Pour la première fois, l’ambassade du Rwanda à Washington a publiquement reconnu l’existence d’une coopération sécuritaire entre Kigali et l’Alliance Fleuve Congo/M23 (AFC/M23), un groupe armé actif dans l’est de la République démocratique du Congo (RDC). Cette annonce marque un tournant notable dans la communication officielle rwandaise, alors que Kigali a longtemps nié tout lien direct avec ce mouvement rebelle.
Dans un communiqué relayé par plusieurs sources diplomatiques, la représentation rwandaise aux États-Unis a indiqué que cette coopération s’inscrivait dans un cadre de « sécurité régionale » visant à répondre aux menaces persistantes le long de la frontière entre le Rwanda et la RDC. Selon l’ambassade, les autorités rwandaises estiment que l’AFC/M23 constitue un acteur local avec lequel un dialogue opérationnel est nécessaire pour contenir l’instabilité et prévenir des attaques contre le territoire rwandais.

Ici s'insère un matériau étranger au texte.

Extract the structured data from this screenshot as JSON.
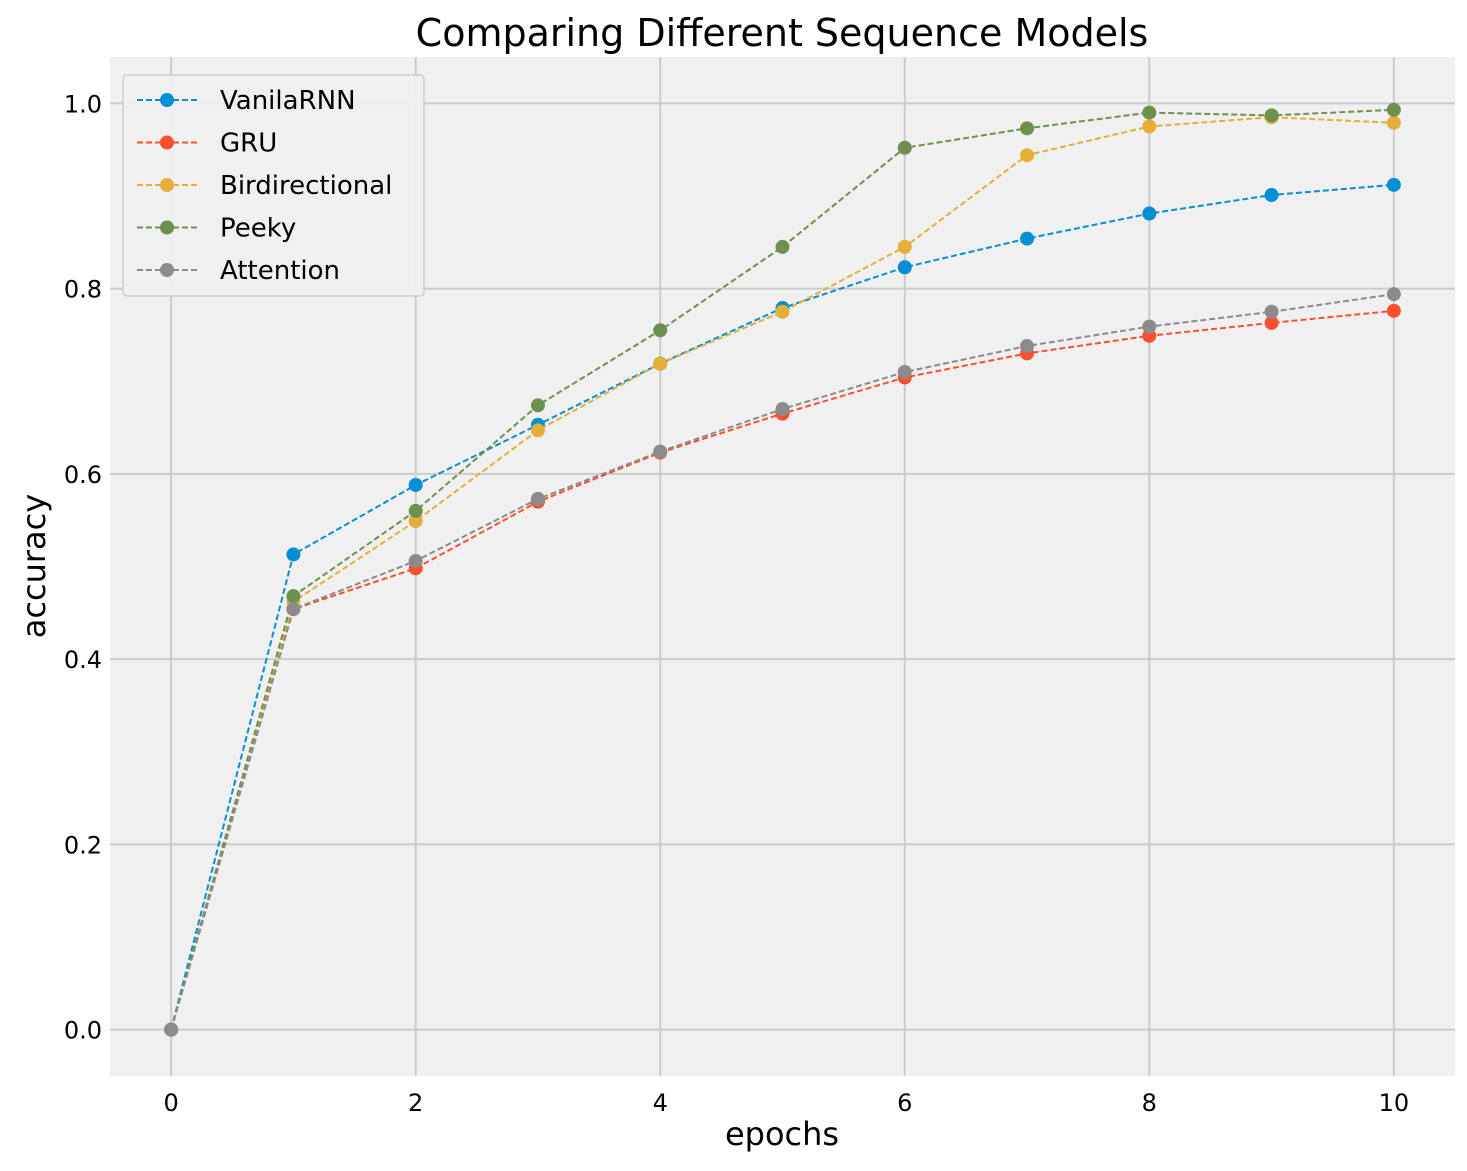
{
  "chart_data": {
    "type": "line",
    "title": "Comparing Different Sequence Models",
    "xlabel": "epochs",
    "ylabel": "accuracy",
    "xlim": [
      -0.5,
      10.5
    ],
    "ylim": [
      -0.05,
      1.05
    ],
    "x_ticks": [
      0,
      2,
      4,
      6,
      8,
      10
    ],
    "y_ticks": [
      0.0,
      0.2,
      0.4,
      0.6,
      0.8,
      1.0
    ],
    "x_tick_labels": [
      "0",
      "2",
      "4",
      "6",
      "8",
      "10"
    ],
    "y_tick_labels": [
      "0.0",
      "0.2",
      "0.4",
      "0.6",
      "0.8",
      "1.0"
    ],
    "grid": true,
    "legend_position": "top-left",
    "line_style": "dashed",
    "marker": "circle",
    "x": [
      0,
      1,
      2,
      3,
      4,
      5,
      6,
      7,
      8,
      9,
      10
    ],
    "series": [
      {
        "name": "VanilaRNN",
        "color": "#008fd5",
        "values": [
          0.0,
          0.513,
          0.588,
          0.653,
          0.719,
          0.779,
          0.823,
          0.854,
          0.881,
          0.901,
          0.912
        ]
      },
      {
        "name": "GRU",
        "color": "#fc4f30",
        "values": [
          0.0,
          0.454,
          0.498,
          0.57,
          0.623,
          0.665,
          0.704,
          0.73,
          0.749,
          0.763,
          0.776
        ]
      },
      {
        "name": "Birdirectional",
        "color": "#e5ae38",
        "values": [
          0.0,
          0.462,
          0.549,
          0.647,
          0.719,
          0.775,
          0.845,
          0.944,
          0.975,
          0.985,
          0.979
        ]
      },
      {
        "name": "Peeky",
        "color": "#6d904f",
        "values": [
          0.0,
          0.468,
          0.56,
          0.674,
          0.755,
          0.845,
          0.952,
          0.973,
          0.99,
          0.987,
          0.993
        ]
      },
      {
        "name": "Attention",
        "color": "#8b8b8b",
        "values": [
          0.0,
          0.454,
          0.506,
          0.573,
          0.624,
          0.67,
          0.71,
          0.738,
          0.759,
          0.775,
          0.794
        ]
      }
    ]
  }
}
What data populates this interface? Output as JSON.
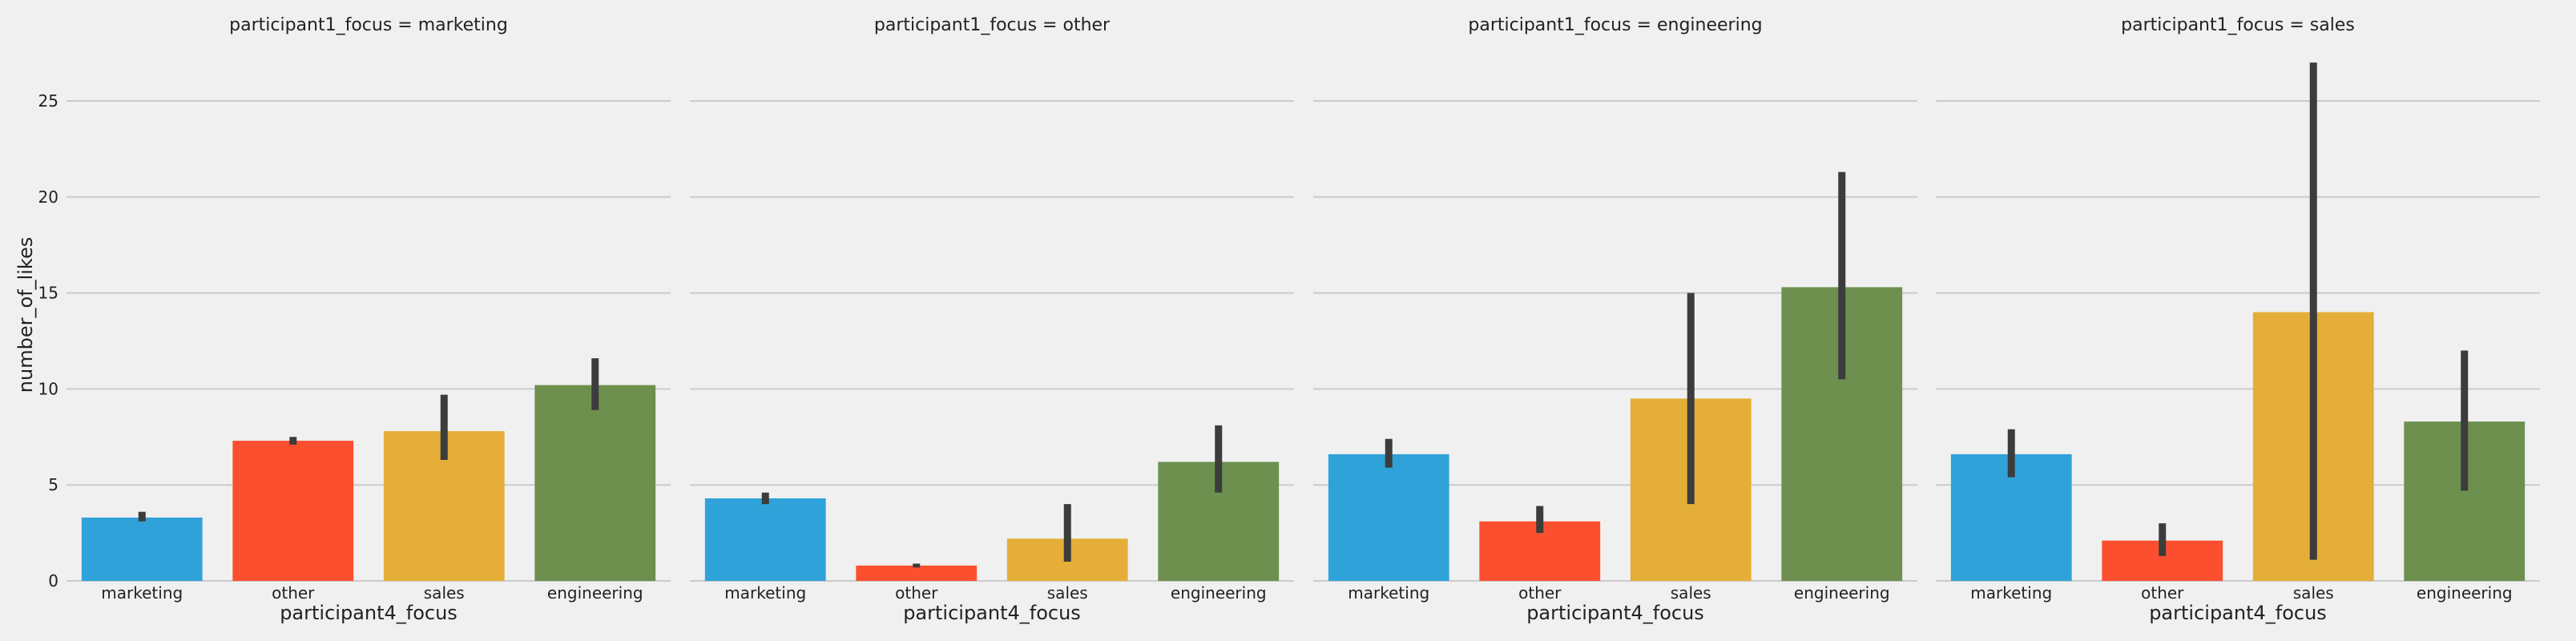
{
  "chart_data": {
    "type": "bar",
    "layout": "faceted, 4 columns, shared y axis",
    "panel_title_prefix": "participant1_focus = ",
    "panels": [
      "marketing",
      "other",
      "engineering",
      "sales"
    ],
    "categories": [
      "marketing",
      "other",
      "sales",
      "engineering"
    ],
    "xlabel": "participant4_focus",
    "ylabel": "number_of_likes",
    "ylim": [
      0,
      28
    ],
    "yticks": [
      0,
      5,
      10,
      15,
      20,
      25
    ],
    "grid": "horizontal",
    "colors": {
      "marketing": "#30a2da",
      "other": "#fc4f30",
      "sales": "#e5ae38",
      "engineering": "#6d904f",
      "error_bar": "#3c3c3c",
      "background": "#f0f0f0",
      "grid": "#cbcbcb"
    },
    "series": [
      {
        "panel": "marketing",
        "values": [
          3.3,
          7.3,
          7.8,
          10.2
        ],
        "error_low": [
          3.1,
          7.1,
          6.3,
          8.9
        ],
        "error_high": [
          3.6,
          7.5,
          9.7,
          11.6
        ]
      },
      {
        "panel": "other",
        "values": [
          4.3,
          0.8,
          2.2,
          6.2
        ],
        "error_low": [
          4.0,
          0.7,
          1.0,
          4.6
        ],
        "error_high": [
          4.6,
          0.9,
          4.0,
          8.1
        ]
      },
      {
        "panel": "engineering",
        "values": [
          6.6,
          3.1,
          9.5,
          15.3
        ],
        "error_low": [
          5.9,
          2.5,
          4.0,
          10.5
        ],
        "error_high": [
          7.4,
          3.9,
          15.0,
          21.3
        ]
      },
      {
        "panel": "sales",
        "values": [
          6.6,
          2.1,
          14.0,
          8.3
        ],
        "error_low": [
          5.4,
          1.3,
          1.1,
          4.7
        ],
        "error_high": [
          7.9,
          3.0,
          27.0,
          12.0
        ]
      }
    ]
  }
}
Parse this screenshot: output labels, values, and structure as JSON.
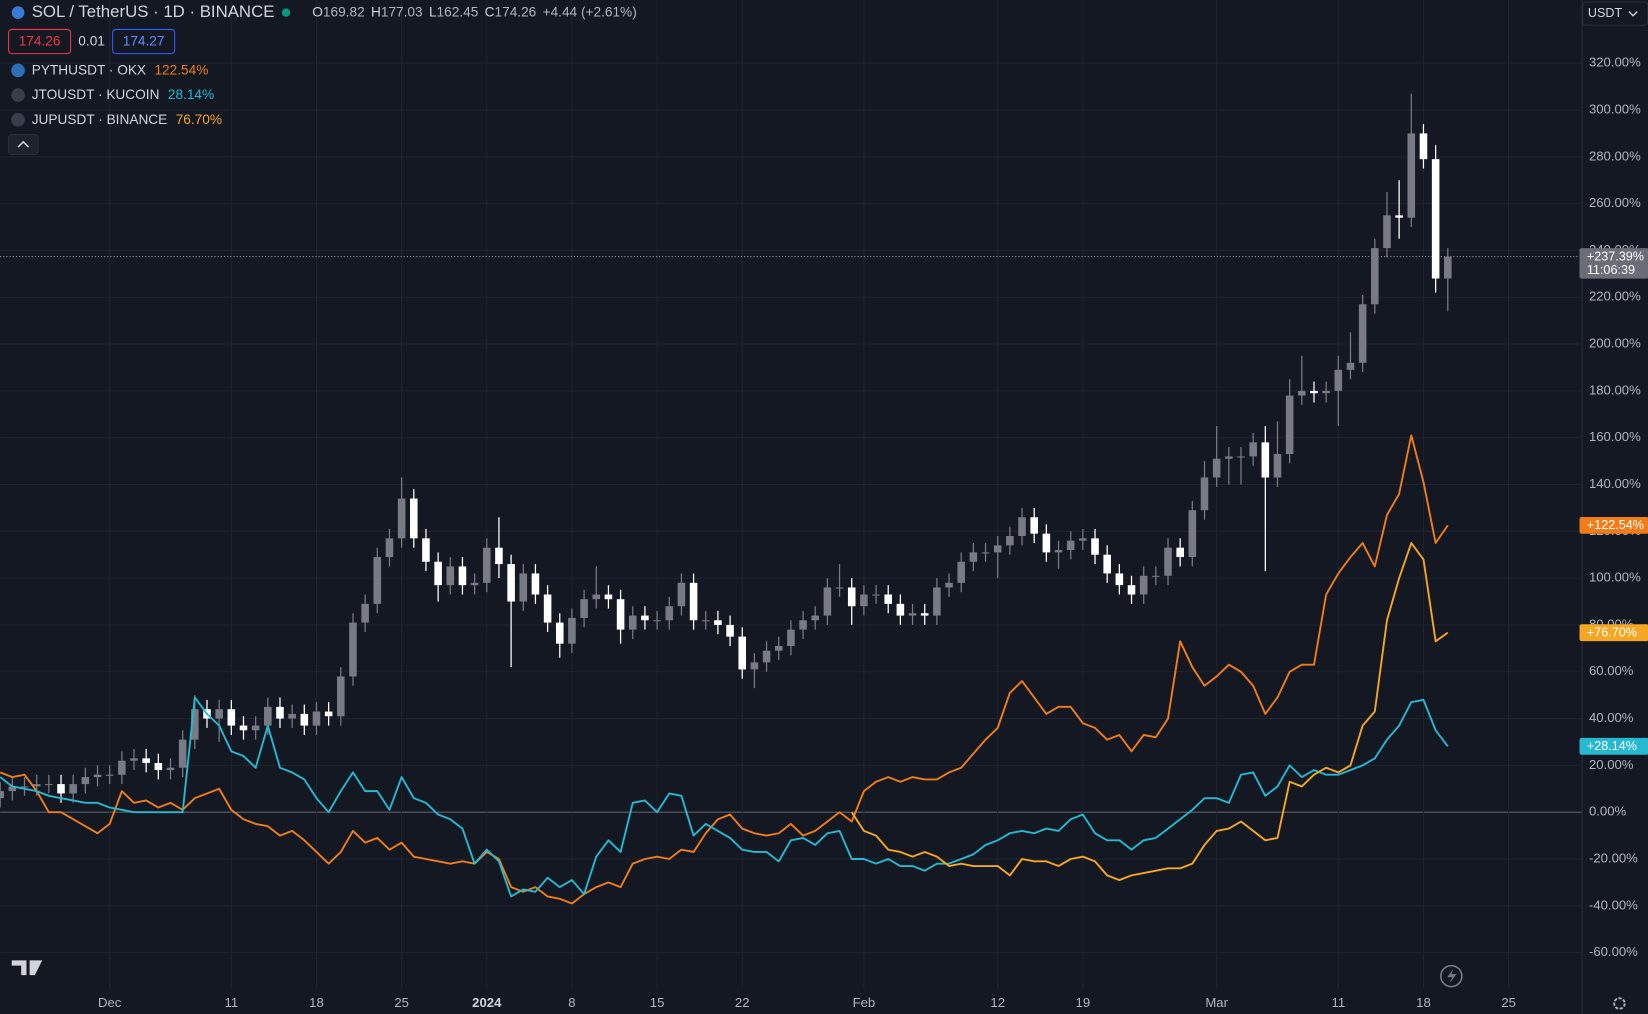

Cette déclaration intervient dans un contexte de tensions récurrentes entre Kigali et Kinshasa. Le gouvernement congolais accuse depuis plusieurs années le Rwanda de soutenir activement le M23, accusations régulièrement reprises par des rapports d’experts des Nations unies. Jusqu’ici, Kigali rejetait ces allégations, affirmant que ses seules préoccupations étaient la neutralisation des Forces démocratiques de libération du Rwanda (FDLR), un groupe armé hostile au régime rwandais et opérant sur le sol congolais.

L’aveu d’une coopération sécuritaire, même présenté comme limité et défensif, risque de raviver les inquiétudes au sein de la communauté internationale. Plusieurs chancelleries occidentales, ainsi que l’Union africaine, ont appelé à de multiples reprises au respect de la souveraineté de la RDC et à une désescalade militaire dans la région des Grands Lacs. Des voix diplomatiques soulignent que toute collaboration avec un groupe armé non étatique pourrait être interprétée comme une violation du droit international et des accords régionaux de paix.
Du côté congolais, aucune réaction officielle n’avait été enregistrée dans l’immédiat. Toutefois, des responsables à Kinshasa ont par le passé averti que toute reconnaissance d’un lien entre Kigali et le M23 confirmerait leurs accusations et renforcerait leur position dans les forums internationaux. La société civile congolaise, particulièrement dans les provinces du Nord-Kivu et du Sud-Kivu, suit également de près cette évolution, dans un contexte marqué par des déplacements massifs de populations et une détérioration persistante de la situation humanitaire.
Pour le Rwanda, cette communication pourrait viser à repositionner son discours face à ses partenaires occidentaux, en mettant en avant une logique de sécurité transfrontalière plutôt qu’un soutien politique ou militaire direct. Reste à savoir si cette clarification apaisera les tensions diplomatiques ou, au contraire, accentuera les pressions internationales sur Kigali dans un dossier déjà hautement sensible.